Was will ich damit sagen?
Nun zunächst einmal dürfte es richtig sein, das bei Silberfüchsen diese Anpassung zur Zahmheit und sozialen Toleranz, in ihrer genetischen Bandbreite (Variabilität) enthalten war.
Somit muss es nicht auf eine Veränderung der DNA-Sequenz zurückgehen.
Holen wir uns ins Gedächtnis:
Genotyp + Epigenetik +Umwelt = Phänotyp (Zahmheit und soziale Verträglichkeit)
Hat sich der Genotyp nicht (wesentlich) verändert, ist der ausschlaggebende Faktor mit an Sicherheit grenzender Wahrscheinlichkeit die Umwelt, somit die „künstliche Zuchtauswahl“, „Selektion“ durch den Menschen.
Diese „künstliche Zuchtauswahl“, „Selektion“ ist nicht irreversibel, also keine Einbahnstraße, sondern umkehrbar.
Was hat das mit den Wölfen und deren Rudelbildung zu tun?
Wir kennen alle den Begriff und dessen Bedeutung vom „einsamen Wolf“, auch das ist in den Genen des Wolfes angelegt, wenn es auch nicht ein Hauptmerkmal des Wolfsverhaltens widergibt.
So gibt es also vom „einsamen Wolf“, dem Wolfspärchen bis zum Wolfsrudel (als das wichtigste Kennzeichen) des Wolfsverhaltens, verschiedene Facetten in einer Wolfspopulation.
Wenn wir also das Silberfuchsexperiment (Domestikation) anschauen, können wir leicht erkennen, dass es bei der Domestikation des Wolfes (?) eine parallele gibt, nur in eine etwas andere Richtung.

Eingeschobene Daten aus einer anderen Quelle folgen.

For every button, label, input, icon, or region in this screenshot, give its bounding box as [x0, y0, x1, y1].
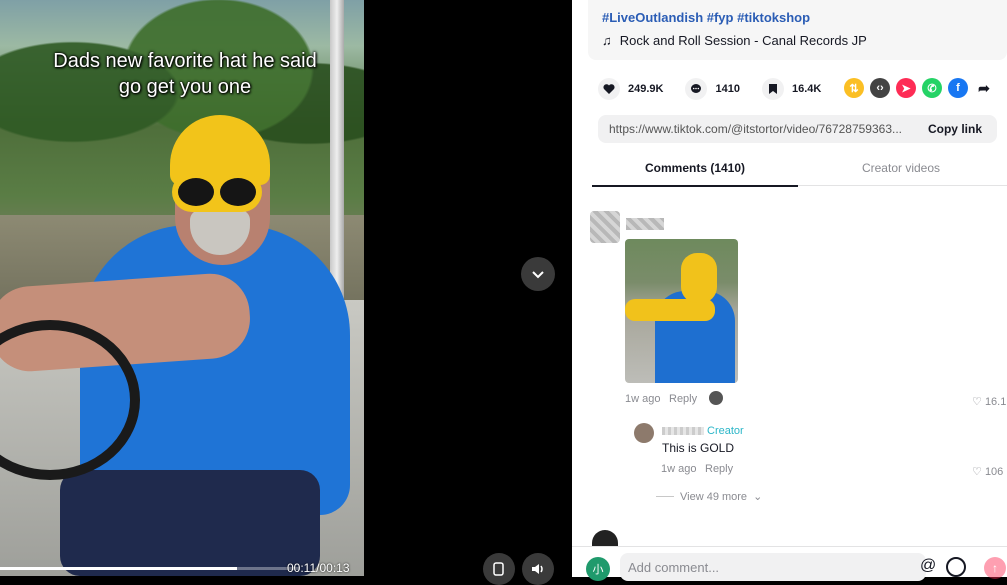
video-player[interactable]: Dads new favorite hat he said go get you… — [0, 0, 364, 576]
chevron-down-icon: ⌄ — [753, 491, 763, 503]
comment-button[interactable]: 1410 — [685, 78, 740, 100]
hashtags[interactable]: #LiveOutlandish #fyp #tiktokshop — [602, 10, 810, 25]
description-box: #LiveOutlandish #fyp #tiktokshop ♫ Rock … — [588, 0, 1007, 60]
video-progress-fill — [0, 567, 237, 570]
comment-like[interactable]: ♡ 16.1 — [972, 395, 1006, 408]
volume-button[interactable] — [522, 553, 554, 585]
tabs: Comments (1410) Creator videos — [592, 155, 1007, 187]
share-arrow-icon[interactable]: ➦ — [974, 78, 994, 98]
mention-icon[interactable]: @ — [920, 557, 936, 575]
save-count: 16.4K — [791, 83, 822, 95]
action-bar: 249.9K 1410 16.4K — [598, 78, 843, 100]
emoji-icon[interactable] — [946, 557, 966, 577]
comment-like-count: 16.1 — [984, 396, 1007, 408]
chevron-down-icon — [532, 271, 544, 279]
my-avatar[interactable]: 小 — [586, 557, 610, 581]
avatar[interactable] — [590, 211, 620, 243]
like-button[interactable]: 249.9K — [598, 78, 663, 100]
video-caption: Dads new favorite hat he said go get you… — [53, 50, 317, 98]
reply-like-count: 106 — [984, 466, 1004, 478]
whatsapp-icon[interactable]: ✆ — [922, 78, 942, 98]
volume-icon — [532, 564, 543, 574]
reply-like[interactable]: ♡ 106 — [972, 465, 1003, 478]
divider — [656, 496, 674, 497]
save-button[interactable]: 16.4K — [761, 78, 822, 100]
details-panel: #LiveOutlandish #fyp #tiktokshop ♫ Rock … — [572, 0, 1007, 581]
copy-link-button[interactable]: Copy link — [928, 122, 982, 136]
avatar[interactable] — [592, 530, 618, 546]
link-box: https://www.tiktok.com/@itstortor/video/… — [598, 115, 997, 143]
video-frame-shorts — [60, 470, 320, 576]
reply-username[interactable] — [662, 427, 704, 435]
comment-icon — [691, 84, 702, 93]
view-more-label: View 49 more — [680, 490, 748, 503]
arrow-up-icon: ↑ — [992, 561, 998, 575]
bookmark-icon — [768, 84, 777, 94]
next-video-button[interactable] — [521, 257, 555, 291]
music-title: Rock and Roll Session - Canal Records JP — [619, 33, 867, 48]
comment-time: 1w ago — [625, 393, 661, 405]
send-icon[interactable]: ➤ — [896, 78, 916, 98]
avatar[interactable] — [634, 423, 654, 443]
repost-icon[interactable]: ⇅ — [844, 78, 864, 98]
creator-liked-avatar — [709, 391, 723, 405]
comment-count: 1410 — [715, 83, 740, 95]
heart-icon — [603, 84, 615, 94]
comment-bar: 小 @ ↑ — [572, 546, 1007, 581]
reply-text: This is GOLD — [662, 441, 735, 455]
video-url: https://www.tiktok.com/@itstortor/video/… — [609, 122, 902, 136]
comment-input[interactable] — [620, 553, 926, 581]
share-icons: ⇅ ‹› ➤ ✆ f ➦ — [844, 78, 994, 98]
tab-creator-videos[interactable]: Creator videos — [798, 161, 1004, 175]
embed-icon[interactable]: ‹› — [870, 78, 890, 98]
comment-username[interactable] — [626, 218, 664, 230]
tab-active-indicator — [592, 185, 798, 187]
tab-comments[interactable]: Comments (1410) — [592, 161, 798, 175]
comment-image[interactable] — [625, 239, 738, 383]
miniplayer-button[interactable] — [483, 553, 515, 585]
video-time: 00:11/00:13 — [287, 561, 350, 575]
video-frame-goggles — [172, 172, 262, 212]
like-count: 249.9K — [628, 83, 664, 95]
heart-outline-icon: ♡ — [972, 396, 982, 408]
creator-badge: Creator — [707, 425, 744, 437]
miniplayer-icon — [493, 562, 504, 576]
heart-outline-icon: ♡ — [972, 466, 982, 478]
facebook-icon[interactable]: f — [948, 78, 968, 98]
view-more-replies[interactable]: View 49 more ⌄ — [656, 490, 762, 503]
reply-button[interactable]: Reply — [669, 393, 697, 405]
reply-button[interactable]: Reply — [705, 463, 733, 475]
music-link[interactable]: ♫ Rock and Roll Session - Canal Records … — [602, 33, 867, 48]
reply-time: 1w ago — [661, 463, 697, 475]
video-frame-rail — [330, 0, 344, 300]
music-note-icon: ♫ — [602, 33, 612, 48]
video-progress-bar[interactable] — [0, 567, 300, 570]
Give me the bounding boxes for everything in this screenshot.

Nämlich vom Rudeltier hin zu noch sozialverträglichen, aber nicht mehr in ein Rudel eingebundene Lebensformen.
Mit anderen Worten, von einem Einzellebewesen hin zu einem Soziallebewesen mit keinen festen Rudelstrukturen und/oder echtem Rudelverhalten, finden wir bei unseren (domestizierten) Haushunden alle möglichen Facetten.
Sokas für spezielle (perverse) Aufgaben, bis hin zur Meute-Haltung usw.
Selbst die Inuit haben ihre Hunde nicht nach Rudelmerkmalen gezüchtet und gehalten. Damit sich ihre Hunde bei Unverträglichkeit nicht ernsthaft verletzen konnten, wurden ihnen oftmals vorsorglich, kurzerhand die Fangzähne ausgebrochen.
Denn ohne die Hunde war ihr eigenes Überleben hochgradig gefährdet.
D.h., Rudelbildung und/oder Rudelhaltung war nicht das vorrangige Ziel bei der (allgemeinen) Hundezucht.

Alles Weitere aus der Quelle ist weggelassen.